Termos em que, corrigida a resposta à matéria de facto, deve a douta sentença a quo ser revogada e substituída por outra que determine a absolvição da Ré do pedido.

Na contra-alegação a autora pugnou pela manutenção do julgado.
Colhidos os vistos legais,
Cumpre decidir.

            2. Fundamentos:
2.1. De facto:
Na 1ª instância julgaram-se provados os seguintes factos:
1- A A. é uma sociedade comercial cuja actividade é o ensino da língua inglesa.
2- Alguns alunos têm necessidade de obter crédito para pagarem os cursos que pretendem frequentar na A.
3- Por documento escrito datado de 25/10/99, pelo Banco S.A., foi declarado à A. que:
"No seguimento dos contactos anteriores, vimos actualizar o nosso protocolo de colaboração para 1999/2000 nos seguintes aspectos:
1-Produtos oferecidos
2-Acompanhamento por Gestor de Conta
3-Programa de Incentivos
1-Produtos oferecidos
Crédito Mútuo, o Banco continuará a fornecer tabelas de coeficientes e impressos de contratos personalizados.
2- Acompanhamento por Gestores de Contas.
O nosso Gestor de Conta estará disponível para acompanhar e apoiar a estrutura comercial.
3-Programa de Incentivos para as equipas de vendas
Atribuiremos um incentivo, visando dinamizar as vendas e a utilização dos nossos produtos de financiamento, de um Rappel de 1,5% sobre o total facturado, se ultrapassado 150.000.000$00;
- + 0,5% se ultrapassar 200.000.000$00
- +0,5% se ultrapassar 250.000.000$00
- +0,5% se ultrapassar 350.000.000$00
- +0,5% se ultrapassar 500.000.000$00"
4- A A. emitiu um aviso de lançamento n° 0044 datado de 31 de Julho de 2001, dirigido a E… Crédito S.A., com sede na Av. de Berna, 1°, no montante de Esc.20.580.999$00 (incluído o IVA à taxa de 17%), dele constando "Rappel s/ Financiamento de cursos W referente ao período Set. 2000 a Maio 2001, conforme cálculos anexos.
5- Pela A. foi emitido à R. este aviso que a R. recebeu.
6- Por documento escrito denominado "Contrato referente à Cessão de Posições Contratuais em Contratos de Crédito ao Consumo e à venda de Certos Activos", datado de 30/11/00, pelo Banco E S.A. foi declarado que pretendia ceder a sua posição contratual de mutuante em todos os contratos de crédito ao consumo descritos e identificados no Anexo 1, nos termos e condições constantes do seu clausulado e que se dão por reproduzidas.
7- O B Portugal S.A., o F S.A. e o Banco constituíram uma sociedade financeira denominada E… S.A.
8- Por escritura pública de 1 de Agosto de 2003 a B, S.A., foi incorporada, por fusão, na sociedade B S.A., que em consequência passou a denominar-se B S.A.
9- A autora ministrou cursos financiados pelo Banco E, SA, entre Setembro e 30 de Novembro de 2000 e pela E, SA, entre 1 de Dezembro de 2000 e Maio de 2001, que totalizaram a quantia de € 2.273.181,60[1]
10- [2]
11- A E, SA, escreveu à autora uma carta datada de 10 de Julho de 2001, cuja cópia se encontra a fls. 67, com o seguinte teor:
Conforme já tivemos oportunidade de alertar, os elevados níveis de incumprimento que temos vindo a detectar nos contratos com origem nos Vossos Centros obrigam-nos a uma interrupção no tratamento das Vossas propostas de financiamento.

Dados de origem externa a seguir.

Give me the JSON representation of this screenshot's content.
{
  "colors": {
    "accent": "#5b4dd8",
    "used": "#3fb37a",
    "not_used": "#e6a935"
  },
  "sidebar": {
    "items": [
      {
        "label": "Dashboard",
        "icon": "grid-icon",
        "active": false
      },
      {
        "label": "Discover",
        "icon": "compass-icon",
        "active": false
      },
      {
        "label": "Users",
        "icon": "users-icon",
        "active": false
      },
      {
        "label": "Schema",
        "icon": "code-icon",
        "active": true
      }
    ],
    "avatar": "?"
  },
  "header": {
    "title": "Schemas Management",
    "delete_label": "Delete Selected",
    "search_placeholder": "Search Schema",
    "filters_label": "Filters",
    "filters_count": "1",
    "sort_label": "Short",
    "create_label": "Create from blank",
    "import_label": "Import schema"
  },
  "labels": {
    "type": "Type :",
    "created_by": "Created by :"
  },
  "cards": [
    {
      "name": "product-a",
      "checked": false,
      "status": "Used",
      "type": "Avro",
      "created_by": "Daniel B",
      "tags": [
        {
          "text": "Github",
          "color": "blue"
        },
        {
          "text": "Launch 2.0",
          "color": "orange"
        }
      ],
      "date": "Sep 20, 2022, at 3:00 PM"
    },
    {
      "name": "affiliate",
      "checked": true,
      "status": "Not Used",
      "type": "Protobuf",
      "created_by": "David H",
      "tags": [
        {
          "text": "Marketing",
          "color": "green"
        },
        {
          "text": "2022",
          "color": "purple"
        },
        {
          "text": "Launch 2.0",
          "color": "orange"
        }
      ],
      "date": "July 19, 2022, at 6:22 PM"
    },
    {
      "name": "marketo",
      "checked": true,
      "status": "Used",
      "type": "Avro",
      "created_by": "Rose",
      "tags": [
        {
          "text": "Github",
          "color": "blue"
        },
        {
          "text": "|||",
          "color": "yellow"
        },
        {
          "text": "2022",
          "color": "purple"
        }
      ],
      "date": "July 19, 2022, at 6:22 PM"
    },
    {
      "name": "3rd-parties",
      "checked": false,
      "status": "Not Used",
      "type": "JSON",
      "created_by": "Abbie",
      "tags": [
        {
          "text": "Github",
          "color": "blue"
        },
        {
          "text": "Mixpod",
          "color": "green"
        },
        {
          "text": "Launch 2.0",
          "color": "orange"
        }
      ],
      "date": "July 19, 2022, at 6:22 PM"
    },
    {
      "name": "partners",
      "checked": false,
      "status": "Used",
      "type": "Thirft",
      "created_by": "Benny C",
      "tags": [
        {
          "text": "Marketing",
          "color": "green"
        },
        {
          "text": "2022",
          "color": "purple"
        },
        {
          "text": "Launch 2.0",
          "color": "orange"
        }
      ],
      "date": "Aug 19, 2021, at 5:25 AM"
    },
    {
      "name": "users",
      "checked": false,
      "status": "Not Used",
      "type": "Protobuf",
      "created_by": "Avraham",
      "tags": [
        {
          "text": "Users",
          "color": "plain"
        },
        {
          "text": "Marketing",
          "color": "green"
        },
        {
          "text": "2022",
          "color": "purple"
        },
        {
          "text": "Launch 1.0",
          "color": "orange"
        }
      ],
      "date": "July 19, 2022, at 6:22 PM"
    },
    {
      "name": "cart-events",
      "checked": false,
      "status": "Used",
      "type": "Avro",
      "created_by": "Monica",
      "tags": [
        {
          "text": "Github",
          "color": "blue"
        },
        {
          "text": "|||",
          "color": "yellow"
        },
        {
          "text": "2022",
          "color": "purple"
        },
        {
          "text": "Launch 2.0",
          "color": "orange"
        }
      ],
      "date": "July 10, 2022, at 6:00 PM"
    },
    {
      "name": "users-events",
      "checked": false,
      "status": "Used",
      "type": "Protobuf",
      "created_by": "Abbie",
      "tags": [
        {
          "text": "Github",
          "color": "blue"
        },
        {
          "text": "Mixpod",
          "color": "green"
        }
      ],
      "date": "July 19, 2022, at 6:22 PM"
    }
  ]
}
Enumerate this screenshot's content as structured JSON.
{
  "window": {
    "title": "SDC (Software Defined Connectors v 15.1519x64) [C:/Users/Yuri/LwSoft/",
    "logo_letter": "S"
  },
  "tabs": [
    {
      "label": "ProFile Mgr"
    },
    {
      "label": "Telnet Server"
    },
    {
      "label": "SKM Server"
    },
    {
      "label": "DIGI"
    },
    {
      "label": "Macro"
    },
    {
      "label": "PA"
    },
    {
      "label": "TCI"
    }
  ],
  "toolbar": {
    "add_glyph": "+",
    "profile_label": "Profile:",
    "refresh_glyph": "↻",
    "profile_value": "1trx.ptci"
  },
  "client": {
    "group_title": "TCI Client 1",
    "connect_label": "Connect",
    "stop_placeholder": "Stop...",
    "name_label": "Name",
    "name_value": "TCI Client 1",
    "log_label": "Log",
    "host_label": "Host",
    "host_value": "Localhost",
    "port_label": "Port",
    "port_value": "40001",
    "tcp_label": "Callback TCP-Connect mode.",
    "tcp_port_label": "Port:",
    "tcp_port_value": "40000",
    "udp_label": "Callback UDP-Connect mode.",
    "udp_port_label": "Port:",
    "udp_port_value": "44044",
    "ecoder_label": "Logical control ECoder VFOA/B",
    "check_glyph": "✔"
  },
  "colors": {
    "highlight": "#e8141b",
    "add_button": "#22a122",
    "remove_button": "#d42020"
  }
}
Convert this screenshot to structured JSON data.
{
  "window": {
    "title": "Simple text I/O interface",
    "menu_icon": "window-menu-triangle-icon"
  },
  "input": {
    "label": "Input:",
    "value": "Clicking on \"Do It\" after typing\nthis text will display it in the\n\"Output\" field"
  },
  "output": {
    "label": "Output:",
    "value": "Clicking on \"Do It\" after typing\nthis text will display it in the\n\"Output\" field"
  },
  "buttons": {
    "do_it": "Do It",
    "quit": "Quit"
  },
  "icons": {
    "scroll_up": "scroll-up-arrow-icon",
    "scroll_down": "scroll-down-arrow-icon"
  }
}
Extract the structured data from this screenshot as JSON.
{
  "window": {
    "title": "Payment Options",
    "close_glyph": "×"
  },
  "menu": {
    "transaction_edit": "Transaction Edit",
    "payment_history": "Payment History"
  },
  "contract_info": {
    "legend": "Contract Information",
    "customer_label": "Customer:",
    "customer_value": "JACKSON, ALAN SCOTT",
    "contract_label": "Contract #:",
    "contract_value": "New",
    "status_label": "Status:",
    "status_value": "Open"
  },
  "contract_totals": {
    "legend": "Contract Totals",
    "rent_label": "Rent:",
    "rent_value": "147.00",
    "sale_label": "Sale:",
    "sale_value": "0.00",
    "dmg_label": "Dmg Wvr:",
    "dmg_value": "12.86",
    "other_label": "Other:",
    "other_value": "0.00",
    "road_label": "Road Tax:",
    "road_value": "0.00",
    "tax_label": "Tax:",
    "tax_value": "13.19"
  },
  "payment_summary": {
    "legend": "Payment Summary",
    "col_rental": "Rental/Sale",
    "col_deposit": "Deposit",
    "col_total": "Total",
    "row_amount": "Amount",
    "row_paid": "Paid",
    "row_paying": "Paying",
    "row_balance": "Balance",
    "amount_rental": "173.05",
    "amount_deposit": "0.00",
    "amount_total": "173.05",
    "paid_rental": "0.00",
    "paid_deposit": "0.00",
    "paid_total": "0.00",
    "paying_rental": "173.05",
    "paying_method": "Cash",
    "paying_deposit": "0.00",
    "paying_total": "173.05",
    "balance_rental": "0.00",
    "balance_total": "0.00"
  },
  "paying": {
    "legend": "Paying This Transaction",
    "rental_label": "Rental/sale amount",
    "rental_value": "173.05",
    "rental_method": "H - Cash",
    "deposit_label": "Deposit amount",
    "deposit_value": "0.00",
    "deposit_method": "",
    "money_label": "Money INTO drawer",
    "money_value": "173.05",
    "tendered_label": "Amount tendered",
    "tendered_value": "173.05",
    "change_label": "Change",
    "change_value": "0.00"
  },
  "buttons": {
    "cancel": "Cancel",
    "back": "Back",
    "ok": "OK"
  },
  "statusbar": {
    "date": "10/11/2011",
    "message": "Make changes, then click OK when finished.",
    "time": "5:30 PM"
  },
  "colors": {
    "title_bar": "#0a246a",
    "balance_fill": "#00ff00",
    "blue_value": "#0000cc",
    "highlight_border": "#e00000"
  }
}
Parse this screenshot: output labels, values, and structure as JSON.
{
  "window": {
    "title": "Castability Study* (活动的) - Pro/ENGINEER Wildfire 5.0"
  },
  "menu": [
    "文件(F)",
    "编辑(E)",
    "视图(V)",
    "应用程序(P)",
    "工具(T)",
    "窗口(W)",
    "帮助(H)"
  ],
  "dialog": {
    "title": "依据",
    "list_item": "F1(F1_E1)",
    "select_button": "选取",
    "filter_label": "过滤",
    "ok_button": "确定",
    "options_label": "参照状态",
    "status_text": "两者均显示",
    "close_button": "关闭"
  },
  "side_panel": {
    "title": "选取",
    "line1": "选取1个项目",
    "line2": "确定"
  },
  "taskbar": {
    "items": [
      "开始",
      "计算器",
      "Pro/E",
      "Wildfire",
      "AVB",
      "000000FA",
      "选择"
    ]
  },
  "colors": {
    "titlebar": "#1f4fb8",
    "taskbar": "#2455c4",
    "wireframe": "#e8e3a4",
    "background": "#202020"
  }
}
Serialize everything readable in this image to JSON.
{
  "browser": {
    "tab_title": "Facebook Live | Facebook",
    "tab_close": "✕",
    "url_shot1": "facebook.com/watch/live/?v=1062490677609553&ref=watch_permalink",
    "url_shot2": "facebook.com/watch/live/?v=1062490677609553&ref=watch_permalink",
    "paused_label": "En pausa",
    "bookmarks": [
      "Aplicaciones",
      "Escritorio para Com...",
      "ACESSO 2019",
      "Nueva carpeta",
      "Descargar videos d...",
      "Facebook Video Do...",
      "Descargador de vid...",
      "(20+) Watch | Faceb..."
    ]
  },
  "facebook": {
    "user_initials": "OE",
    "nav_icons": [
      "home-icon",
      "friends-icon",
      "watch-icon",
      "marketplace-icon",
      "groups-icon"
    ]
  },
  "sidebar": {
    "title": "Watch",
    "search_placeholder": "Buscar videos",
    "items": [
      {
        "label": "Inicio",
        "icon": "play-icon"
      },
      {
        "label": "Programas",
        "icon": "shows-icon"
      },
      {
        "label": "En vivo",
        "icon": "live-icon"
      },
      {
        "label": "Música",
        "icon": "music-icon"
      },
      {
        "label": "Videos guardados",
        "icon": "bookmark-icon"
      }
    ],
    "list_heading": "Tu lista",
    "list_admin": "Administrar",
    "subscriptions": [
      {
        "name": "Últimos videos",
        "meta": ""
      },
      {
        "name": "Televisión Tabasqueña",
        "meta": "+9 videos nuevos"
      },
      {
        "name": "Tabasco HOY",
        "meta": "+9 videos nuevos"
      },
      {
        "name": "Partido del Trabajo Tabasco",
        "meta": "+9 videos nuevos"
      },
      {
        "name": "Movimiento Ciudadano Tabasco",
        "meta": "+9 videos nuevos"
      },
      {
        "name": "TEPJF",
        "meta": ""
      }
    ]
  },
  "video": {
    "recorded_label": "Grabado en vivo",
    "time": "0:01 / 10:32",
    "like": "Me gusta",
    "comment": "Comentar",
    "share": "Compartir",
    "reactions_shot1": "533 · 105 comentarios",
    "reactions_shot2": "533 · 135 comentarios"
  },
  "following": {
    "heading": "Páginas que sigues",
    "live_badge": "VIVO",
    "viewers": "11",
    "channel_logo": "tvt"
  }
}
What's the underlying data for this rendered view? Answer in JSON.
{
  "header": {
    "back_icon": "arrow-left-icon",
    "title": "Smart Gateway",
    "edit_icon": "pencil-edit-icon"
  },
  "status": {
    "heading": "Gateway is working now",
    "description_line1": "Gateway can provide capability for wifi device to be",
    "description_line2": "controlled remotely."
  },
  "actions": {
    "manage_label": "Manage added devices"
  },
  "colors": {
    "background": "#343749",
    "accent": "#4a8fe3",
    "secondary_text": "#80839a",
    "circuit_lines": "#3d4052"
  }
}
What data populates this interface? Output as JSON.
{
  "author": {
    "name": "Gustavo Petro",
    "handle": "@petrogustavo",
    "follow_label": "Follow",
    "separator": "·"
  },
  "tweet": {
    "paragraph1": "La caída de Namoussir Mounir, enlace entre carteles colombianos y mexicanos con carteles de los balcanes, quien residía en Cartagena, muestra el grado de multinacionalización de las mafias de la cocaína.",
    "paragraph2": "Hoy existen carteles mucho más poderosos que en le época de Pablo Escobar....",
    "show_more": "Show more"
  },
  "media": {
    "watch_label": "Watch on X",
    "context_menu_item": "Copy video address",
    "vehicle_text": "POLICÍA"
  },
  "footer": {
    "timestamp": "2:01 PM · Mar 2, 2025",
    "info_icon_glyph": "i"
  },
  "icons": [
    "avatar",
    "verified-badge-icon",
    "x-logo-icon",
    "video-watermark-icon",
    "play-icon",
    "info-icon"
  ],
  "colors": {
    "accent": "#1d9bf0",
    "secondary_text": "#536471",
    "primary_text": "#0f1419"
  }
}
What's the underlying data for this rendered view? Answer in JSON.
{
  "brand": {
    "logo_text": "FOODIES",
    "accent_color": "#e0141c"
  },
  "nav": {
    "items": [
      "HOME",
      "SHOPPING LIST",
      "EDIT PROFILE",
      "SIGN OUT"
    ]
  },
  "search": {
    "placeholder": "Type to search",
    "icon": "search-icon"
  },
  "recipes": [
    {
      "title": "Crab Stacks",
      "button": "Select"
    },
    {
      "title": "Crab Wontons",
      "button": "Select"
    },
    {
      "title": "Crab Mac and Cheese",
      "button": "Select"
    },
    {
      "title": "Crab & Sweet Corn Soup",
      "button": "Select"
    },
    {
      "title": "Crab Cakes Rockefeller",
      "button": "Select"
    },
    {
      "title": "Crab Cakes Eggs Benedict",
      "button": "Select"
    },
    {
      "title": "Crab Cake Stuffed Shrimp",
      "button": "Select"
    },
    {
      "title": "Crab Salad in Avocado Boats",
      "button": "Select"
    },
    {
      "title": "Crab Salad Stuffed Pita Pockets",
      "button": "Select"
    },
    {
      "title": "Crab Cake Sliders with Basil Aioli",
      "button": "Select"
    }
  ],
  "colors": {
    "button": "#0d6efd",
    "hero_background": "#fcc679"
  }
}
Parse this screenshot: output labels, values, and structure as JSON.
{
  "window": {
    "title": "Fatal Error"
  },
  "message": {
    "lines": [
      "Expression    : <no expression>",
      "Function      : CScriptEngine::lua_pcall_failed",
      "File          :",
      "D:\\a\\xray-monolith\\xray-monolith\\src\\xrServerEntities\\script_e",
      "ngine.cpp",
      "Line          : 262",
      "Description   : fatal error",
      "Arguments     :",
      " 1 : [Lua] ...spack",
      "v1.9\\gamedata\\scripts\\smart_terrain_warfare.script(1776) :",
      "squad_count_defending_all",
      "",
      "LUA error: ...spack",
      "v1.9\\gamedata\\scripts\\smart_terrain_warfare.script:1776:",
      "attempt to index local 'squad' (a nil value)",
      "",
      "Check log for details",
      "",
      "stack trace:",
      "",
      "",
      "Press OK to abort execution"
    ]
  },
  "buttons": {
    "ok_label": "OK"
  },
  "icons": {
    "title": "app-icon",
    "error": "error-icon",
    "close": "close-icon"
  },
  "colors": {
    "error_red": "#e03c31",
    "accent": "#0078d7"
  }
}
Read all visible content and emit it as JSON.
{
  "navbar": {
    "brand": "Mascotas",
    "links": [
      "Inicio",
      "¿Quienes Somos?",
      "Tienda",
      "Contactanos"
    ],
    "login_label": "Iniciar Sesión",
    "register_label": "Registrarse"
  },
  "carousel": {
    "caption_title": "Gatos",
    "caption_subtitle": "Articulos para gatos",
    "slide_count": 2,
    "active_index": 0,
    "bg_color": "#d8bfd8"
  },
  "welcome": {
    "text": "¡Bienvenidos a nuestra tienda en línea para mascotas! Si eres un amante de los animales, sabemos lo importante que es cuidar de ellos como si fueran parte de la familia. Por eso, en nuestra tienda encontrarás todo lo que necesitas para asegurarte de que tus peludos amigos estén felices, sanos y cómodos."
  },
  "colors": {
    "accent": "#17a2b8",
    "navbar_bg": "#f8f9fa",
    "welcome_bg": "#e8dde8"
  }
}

De facto, os valores atingidos ultrapassam em muito os que foram inicialmente previstos quando discutimos as condições gerais deste negócio e não se coadunam com as taxas de juro implícitas nos respectivos contratos.data em que a R. considerou terminada a colaboração entre ambas.
(…)”.[3]
12- Os valores de financiamento para cálculo do Rappel referidos no ponto 4 foram fornecidos pela E.
13- A Efisa Financiamento S.A., alterou a sua denominação para B Crédito S.A., registada mediante a AP.39/20010810 da Conservatória de Registo Comercial de Lisboa (doc. junto a fls. 1660 e segs.).

2.2. De direito:
2.2.1. Balizado o objecto do recurso pelas conclusões da alegação da ré, ora apelante, delas emerge como primeira questão decidir saber se a decisão sobre a matéria de facto deve ser alterada no sentido pretendido pela mesma.
O nosso ordenamento jurídico consagrou o princípio da liberdade de julgamento ou da prova livre (artigo 655º do Código de Processo Civil), segundo o qual o tribunal aprecia livremente as provas e fixa a matéria de facto em sintonia com a convicção que tenha firmado acerca de cada facto controvertido, salvo se a lei exigir para a existência ou prova do facto jurídico qualquer formalidade especial, caso em que esta não pode ser dispensada. Segundo este princípio, que se opõe ao princípio da prova legal, as provas são valoradas livremente, sem qualquer grau de hierarquização, nem preocupação do julgador quanto à natureza de qualquer delas.
Além deste princípio, que só cede perante situações de prova legal - prova por confissão, por documentos autênticos, por certos documentos particulares e por presunções legais  -, vigoram ainda os princípios da imediação, da oralidade e da concentração,  pelo que o uso, pela Relação, dos poderes de alteração da decisão de 1ª instância sobre a matéria de facto, ampliados pela reforma processual operada pelo DL nº 329-A/95, de 12 de Dezembro, com as alterações introduzidas pelo DL nº 180/96, de 25 de Setembro, deve restringir-se aos casos de flagrante desconformidade entre os elementos de prova disponíveis e aquela decisão, nos concretos pontos questionados.
A decisão sobre a matéria de facto, por princípio inalterável pela Relação, pode, à luz do disposto no artigo 712º nº 1 do Código de Processo Civil, ser, nomeadamente, alterada em sede de recurso se, tendo ocorrido gravação dos depoimentos prestados, tiver sido impugnada, nos termos do artigo 690º-A, a decisão com base neles proferida (al. a)).
No caso vertente, a ré pugna pela modificação das respostas dadas aos artigos 1º, 2º, 4º e 5º da base instrutória, invocando errada apreciação da prova testemunhal e documental produzida pelas partes.
Vejamos.
Perguntava-se no artigo 1º da base instrutória se “A A. ministrou cursos financiados pela R. no período decorrente entre Setembro de 2000 e Maio de 2001 que totalizam a quantia de Euros: 2.273.181,60”, tendo sido respondido “Provado apenas para o valor de € 2.273.181,60”.
            Esta resposta não traduz com rigor a realidade evidenciada pela prova produzida, principalmente, a prova documental.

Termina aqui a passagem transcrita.